People with Down Syndrome run a very high risk of developing Alzheimer’s disease, despite having shorter expected lifespans than the rest of the population, because of the genetic abnormality that they inherited from their parents.

By their 30s, changes begin occurring in the brains of people with Down Syndrome that set the process of Alzheimer’s into motion. By their 50s, nearly all will have the telltale signs that precede the disease and about 70 percent will develop dementia for reasons that aren’t yet clear.

But the cellular mechanisms that start the brain down the same pathway toward severe decline in cognitive and memory capabilities are also much the same as for people in the rest of the population, who generally develop dementia later in life.

Now a group of researchers is working to call more attention to the connection between Down Syndrome and Alzheimer’s disease and better coordinate global research in a way that would benefit everyone.

At a workshop convened Thursday and Friday in Chicago, scientists are searching for ways to share existing resources and speed up the search for a cure or effective Alzheimer’s treatments for people with Down Syndrome – whose lifespans have nearly doubled in recent years – and the rest of the population.

Among other things, the group is working to improve data collection around the globe on people with Down Syndrome and expand their inclusion in clinical trials. At the same time, the researchers are also trying to ensure that such efforts are done with sensitivity and care with a vulnerable population.

“It’s a win-win situation,” said Huntington Potter, a professor of neurology at University of Colorado and director of Alzheimer’s research at Linda Crnic Institute for Down Syndrome, which co-sponsored the workshop. “They can help the rest of us, and we can help them.”

A similar workshop was held in 2012. The current gathering  – sponsored by the Crnic Institute, the Global Down Syndrome Foundation, the Alzheimer’s Association  and other organizations – is focused on ways to carry out earlier recommendations.
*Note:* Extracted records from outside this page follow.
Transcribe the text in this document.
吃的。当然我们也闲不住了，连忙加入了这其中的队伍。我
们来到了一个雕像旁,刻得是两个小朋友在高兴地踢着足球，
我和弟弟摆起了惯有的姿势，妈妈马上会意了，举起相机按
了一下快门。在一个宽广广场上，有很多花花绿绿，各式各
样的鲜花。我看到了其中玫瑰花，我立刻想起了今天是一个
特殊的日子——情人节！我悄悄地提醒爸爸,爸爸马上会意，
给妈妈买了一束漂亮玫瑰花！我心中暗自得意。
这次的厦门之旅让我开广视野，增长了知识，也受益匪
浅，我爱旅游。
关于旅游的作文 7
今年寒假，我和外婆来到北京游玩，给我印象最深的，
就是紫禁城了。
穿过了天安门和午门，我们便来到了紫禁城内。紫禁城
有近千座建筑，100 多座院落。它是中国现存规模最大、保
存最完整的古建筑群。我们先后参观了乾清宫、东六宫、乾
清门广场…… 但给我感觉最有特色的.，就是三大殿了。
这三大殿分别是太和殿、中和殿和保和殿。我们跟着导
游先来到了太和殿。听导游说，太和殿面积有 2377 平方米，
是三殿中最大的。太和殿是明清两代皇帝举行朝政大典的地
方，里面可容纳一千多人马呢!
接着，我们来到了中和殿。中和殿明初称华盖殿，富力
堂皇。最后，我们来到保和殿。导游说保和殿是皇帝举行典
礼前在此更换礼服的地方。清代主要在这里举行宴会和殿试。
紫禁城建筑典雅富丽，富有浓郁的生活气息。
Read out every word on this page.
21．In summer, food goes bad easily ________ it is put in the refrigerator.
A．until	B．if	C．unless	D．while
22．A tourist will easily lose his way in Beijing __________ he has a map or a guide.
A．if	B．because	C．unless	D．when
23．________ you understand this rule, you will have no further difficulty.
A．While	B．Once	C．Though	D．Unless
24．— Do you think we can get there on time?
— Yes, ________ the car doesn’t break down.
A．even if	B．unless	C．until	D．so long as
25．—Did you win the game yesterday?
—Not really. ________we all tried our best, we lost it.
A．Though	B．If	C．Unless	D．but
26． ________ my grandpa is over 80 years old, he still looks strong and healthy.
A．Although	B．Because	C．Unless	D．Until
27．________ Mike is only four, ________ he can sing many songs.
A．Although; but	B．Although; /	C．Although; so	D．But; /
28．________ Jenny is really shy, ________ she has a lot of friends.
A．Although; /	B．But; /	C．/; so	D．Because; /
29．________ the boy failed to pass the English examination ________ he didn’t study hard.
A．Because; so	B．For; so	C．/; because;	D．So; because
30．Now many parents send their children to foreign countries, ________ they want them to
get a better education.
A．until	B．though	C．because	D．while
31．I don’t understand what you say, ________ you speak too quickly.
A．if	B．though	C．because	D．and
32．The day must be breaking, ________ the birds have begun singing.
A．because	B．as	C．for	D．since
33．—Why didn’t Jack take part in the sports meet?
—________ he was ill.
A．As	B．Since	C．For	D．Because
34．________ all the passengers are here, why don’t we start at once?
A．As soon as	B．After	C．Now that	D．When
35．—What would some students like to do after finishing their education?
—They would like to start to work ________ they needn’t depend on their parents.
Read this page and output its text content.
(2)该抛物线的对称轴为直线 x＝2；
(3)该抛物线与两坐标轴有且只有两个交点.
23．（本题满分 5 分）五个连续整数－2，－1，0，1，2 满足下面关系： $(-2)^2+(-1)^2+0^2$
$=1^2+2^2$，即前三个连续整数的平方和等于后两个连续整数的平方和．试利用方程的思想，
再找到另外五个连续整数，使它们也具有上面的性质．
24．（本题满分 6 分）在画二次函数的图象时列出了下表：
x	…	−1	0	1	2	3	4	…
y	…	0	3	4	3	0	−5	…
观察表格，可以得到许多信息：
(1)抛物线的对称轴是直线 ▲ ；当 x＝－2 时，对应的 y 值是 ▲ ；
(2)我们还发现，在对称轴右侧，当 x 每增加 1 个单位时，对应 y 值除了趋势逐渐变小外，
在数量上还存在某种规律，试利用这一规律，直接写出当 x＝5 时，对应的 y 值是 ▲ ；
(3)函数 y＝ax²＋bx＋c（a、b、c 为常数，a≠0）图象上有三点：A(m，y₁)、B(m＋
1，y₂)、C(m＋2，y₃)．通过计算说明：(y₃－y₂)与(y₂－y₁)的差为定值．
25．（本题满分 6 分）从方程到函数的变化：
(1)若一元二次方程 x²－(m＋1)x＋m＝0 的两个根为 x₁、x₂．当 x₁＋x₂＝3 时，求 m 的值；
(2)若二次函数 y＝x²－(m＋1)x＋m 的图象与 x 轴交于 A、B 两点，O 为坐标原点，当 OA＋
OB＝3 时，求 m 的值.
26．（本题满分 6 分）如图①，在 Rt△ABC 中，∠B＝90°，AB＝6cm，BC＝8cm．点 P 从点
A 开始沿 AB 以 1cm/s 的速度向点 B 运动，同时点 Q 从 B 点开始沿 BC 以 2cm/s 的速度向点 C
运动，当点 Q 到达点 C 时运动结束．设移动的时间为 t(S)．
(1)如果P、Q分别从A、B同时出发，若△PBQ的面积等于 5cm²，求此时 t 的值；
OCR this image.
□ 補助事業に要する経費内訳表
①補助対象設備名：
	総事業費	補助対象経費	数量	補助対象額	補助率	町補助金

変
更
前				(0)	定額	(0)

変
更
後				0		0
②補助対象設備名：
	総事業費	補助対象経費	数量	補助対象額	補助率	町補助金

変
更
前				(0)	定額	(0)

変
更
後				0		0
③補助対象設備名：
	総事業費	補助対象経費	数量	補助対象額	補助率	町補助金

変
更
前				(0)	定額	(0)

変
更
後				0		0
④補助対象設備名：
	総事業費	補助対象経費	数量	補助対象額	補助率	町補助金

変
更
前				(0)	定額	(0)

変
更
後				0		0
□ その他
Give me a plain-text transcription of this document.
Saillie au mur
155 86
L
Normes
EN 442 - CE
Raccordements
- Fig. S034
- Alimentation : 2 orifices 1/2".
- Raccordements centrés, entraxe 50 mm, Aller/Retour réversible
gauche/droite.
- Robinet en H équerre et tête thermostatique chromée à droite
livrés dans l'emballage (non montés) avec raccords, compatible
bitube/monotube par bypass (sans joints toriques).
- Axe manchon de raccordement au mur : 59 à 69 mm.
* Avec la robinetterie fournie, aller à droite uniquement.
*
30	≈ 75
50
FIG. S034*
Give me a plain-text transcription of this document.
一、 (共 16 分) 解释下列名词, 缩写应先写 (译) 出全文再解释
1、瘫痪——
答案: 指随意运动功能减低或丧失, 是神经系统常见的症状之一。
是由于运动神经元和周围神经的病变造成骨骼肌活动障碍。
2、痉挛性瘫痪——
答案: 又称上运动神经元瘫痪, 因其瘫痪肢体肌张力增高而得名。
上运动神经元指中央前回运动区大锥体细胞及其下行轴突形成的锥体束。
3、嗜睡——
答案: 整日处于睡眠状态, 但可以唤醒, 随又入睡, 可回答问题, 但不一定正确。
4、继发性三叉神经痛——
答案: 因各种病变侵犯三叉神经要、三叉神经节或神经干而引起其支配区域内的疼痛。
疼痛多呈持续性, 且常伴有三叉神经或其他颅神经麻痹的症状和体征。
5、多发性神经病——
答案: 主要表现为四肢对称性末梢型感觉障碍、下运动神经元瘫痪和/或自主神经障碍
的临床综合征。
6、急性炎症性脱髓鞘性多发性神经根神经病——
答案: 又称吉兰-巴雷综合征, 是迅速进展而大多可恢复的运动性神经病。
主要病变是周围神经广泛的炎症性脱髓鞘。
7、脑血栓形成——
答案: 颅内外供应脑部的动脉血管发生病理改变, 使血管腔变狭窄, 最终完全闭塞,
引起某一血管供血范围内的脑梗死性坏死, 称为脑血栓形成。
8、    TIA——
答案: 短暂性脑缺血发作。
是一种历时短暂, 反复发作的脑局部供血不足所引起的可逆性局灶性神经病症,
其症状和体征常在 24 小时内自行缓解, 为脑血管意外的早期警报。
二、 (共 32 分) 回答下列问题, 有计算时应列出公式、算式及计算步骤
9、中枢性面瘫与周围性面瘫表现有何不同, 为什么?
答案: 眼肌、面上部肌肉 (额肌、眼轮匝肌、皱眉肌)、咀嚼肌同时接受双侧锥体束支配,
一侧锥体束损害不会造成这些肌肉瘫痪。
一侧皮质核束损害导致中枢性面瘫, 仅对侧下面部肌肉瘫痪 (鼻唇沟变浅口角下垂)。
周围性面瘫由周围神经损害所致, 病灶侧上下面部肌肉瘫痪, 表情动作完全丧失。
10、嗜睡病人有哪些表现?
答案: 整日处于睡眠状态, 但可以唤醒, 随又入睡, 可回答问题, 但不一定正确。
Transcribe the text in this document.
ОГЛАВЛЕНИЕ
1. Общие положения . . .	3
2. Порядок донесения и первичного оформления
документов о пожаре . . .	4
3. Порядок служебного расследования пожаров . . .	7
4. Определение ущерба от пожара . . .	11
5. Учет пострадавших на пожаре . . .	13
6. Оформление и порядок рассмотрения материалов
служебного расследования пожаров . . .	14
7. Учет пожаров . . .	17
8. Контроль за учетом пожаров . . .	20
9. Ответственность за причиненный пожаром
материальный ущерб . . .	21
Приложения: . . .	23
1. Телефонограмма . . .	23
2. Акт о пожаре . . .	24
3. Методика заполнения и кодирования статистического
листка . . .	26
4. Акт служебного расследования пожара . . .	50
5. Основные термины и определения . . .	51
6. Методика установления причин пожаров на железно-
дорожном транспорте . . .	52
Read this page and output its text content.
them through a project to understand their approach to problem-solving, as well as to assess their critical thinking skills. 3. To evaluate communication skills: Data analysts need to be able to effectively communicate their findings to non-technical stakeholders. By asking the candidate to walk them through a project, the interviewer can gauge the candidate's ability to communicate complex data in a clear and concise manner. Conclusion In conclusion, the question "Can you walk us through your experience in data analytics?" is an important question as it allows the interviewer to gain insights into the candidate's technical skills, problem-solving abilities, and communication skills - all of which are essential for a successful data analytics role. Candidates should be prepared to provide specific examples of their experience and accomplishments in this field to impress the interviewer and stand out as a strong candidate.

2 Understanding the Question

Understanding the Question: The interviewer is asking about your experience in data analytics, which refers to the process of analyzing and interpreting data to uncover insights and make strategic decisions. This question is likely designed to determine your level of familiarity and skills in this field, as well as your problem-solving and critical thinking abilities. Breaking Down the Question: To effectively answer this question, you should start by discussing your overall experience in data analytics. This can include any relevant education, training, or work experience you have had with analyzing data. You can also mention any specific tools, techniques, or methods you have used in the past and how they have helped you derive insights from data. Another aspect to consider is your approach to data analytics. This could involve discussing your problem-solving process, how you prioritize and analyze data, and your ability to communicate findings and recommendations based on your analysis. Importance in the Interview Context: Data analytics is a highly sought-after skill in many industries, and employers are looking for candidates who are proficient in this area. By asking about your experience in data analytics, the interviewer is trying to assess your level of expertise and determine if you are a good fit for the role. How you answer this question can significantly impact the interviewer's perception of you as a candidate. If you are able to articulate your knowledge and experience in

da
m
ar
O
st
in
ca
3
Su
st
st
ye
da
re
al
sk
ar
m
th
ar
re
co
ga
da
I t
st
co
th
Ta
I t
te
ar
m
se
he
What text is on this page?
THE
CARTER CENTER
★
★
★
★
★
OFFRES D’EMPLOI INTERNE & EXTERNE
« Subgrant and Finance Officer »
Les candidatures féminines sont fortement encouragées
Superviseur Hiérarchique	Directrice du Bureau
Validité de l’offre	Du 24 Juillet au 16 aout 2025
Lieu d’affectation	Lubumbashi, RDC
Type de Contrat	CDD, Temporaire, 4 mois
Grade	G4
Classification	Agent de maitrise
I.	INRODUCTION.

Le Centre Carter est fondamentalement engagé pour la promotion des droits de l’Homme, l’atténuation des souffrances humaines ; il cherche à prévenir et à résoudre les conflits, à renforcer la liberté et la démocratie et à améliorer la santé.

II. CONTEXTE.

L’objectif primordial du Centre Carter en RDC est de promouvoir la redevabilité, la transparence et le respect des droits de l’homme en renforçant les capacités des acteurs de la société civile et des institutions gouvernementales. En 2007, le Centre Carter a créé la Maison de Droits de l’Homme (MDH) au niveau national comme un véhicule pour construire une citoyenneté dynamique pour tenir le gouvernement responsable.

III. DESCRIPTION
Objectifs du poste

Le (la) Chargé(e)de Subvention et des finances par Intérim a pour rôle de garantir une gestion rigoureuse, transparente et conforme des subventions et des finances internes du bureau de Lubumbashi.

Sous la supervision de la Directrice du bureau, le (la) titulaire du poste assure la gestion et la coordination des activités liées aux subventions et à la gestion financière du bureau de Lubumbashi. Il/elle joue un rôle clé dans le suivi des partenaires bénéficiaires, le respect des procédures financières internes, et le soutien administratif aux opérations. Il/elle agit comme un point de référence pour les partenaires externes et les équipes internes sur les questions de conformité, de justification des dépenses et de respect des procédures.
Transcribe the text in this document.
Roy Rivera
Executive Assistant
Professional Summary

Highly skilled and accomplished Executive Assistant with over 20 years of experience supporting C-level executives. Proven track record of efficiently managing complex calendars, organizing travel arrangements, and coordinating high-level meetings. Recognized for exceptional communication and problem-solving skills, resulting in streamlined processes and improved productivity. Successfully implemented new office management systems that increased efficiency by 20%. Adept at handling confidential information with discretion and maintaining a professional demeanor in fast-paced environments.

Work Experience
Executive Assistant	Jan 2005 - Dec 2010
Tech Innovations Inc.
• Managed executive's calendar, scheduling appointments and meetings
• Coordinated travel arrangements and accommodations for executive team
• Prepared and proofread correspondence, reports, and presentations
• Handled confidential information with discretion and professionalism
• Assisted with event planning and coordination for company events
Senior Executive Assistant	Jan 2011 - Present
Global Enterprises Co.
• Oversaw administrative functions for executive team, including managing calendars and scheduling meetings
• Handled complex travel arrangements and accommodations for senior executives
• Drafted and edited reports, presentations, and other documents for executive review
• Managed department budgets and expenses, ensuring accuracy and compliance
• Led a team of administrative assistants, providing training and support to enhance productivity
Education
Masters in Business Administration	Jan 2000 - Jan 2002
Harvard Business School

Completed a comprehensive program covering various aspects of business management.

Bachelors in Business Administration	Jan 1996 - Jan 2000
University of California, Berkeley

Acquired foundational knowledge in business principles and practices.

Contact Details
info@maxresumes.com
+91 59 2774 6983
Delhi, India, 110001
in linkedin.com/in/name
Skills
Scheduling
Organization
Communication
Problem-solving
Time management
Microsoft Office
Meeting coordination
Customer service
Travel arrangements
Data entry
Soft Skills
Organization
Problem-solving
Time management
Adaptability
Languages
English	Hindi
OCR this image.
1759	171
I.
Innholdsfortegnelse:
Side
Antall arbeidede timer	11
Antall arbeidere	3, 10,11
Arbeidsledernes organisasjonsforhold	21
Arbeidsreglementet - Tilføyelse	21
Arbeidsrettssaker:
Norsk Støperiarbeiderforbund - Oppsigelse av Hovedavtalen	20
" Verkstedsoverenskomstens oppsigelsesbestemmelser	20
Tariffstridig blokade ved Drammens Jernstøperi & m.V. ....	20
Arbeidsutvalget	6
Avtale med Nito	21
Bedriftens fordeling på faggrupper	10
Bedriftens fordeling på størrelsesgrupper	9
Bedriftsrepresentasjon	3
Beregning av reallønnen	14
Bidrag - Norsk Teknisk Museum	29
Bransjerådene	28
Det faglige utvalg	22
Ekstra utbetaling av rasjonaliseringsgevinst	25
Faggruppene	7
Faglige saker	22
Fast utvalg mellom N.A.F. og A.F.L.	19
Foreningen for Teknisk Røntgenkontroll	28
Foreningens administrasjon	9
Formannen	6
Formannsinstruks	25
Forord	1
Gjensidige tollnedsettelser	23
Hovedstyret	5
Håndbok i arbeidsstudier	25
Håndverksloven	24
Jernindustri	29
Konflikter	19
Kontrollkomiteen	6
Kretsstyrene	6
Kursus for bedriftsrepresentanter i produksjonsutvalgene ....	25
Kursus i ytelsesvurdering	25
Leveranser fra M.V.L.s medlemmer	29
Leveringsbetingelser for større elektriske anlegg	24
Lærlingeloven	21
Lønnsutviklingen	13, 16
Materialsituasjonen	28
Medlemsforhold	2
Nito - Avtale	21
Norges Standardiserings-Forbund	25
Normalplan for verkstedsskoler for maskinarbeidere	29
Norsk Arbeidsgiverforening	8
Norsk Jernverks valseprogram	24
The high incidence of Alzheimer’s among people Down Syndrome makes the population a good target for early intervention, preventive measures and research, scientists said.

The key lies in the extra chromosome that people with Down Syndrome carry. Unlike other closely studied populations with elevated risks of Alzheimer’s, the genes in a person with Down Syndrome have not undergone mutation; the person is simply carrying extra copies of normal genes on chromosome 21.

That extra chromosome, which was passed on from a parent whose reproductive cells failed to divide properly, includes coding for a protein that is a precursor for the production of beta amyloid. Beta amyloid fragments create sticky plaques that accumulate in the brain and sometimes trigger a cascading series of changes that begin to kill surrounding brain cells.

In people with Down Syndrome, those mechanisms are highly likely to occur, and occur early. For that reason, and because people with Down Syndrome can be identified at birth, the population could help provide answers that will benefit them and others, said Dean Hartley, co-chair of workshop, and director of science initiatives for the Alzheimer’s Association. “It’s an extremely important population for us to study the disease underpinnings,” he said.

The workshop is also focused on ways to share and increase research funding, including $2.2 million in grants provided jointly by the Crnic Institute, the Global Down Syndrome Foundation and the Alzheimer’s Association.

An earlier version of this story misstated the workshop’s sponsors. This version has been corrected.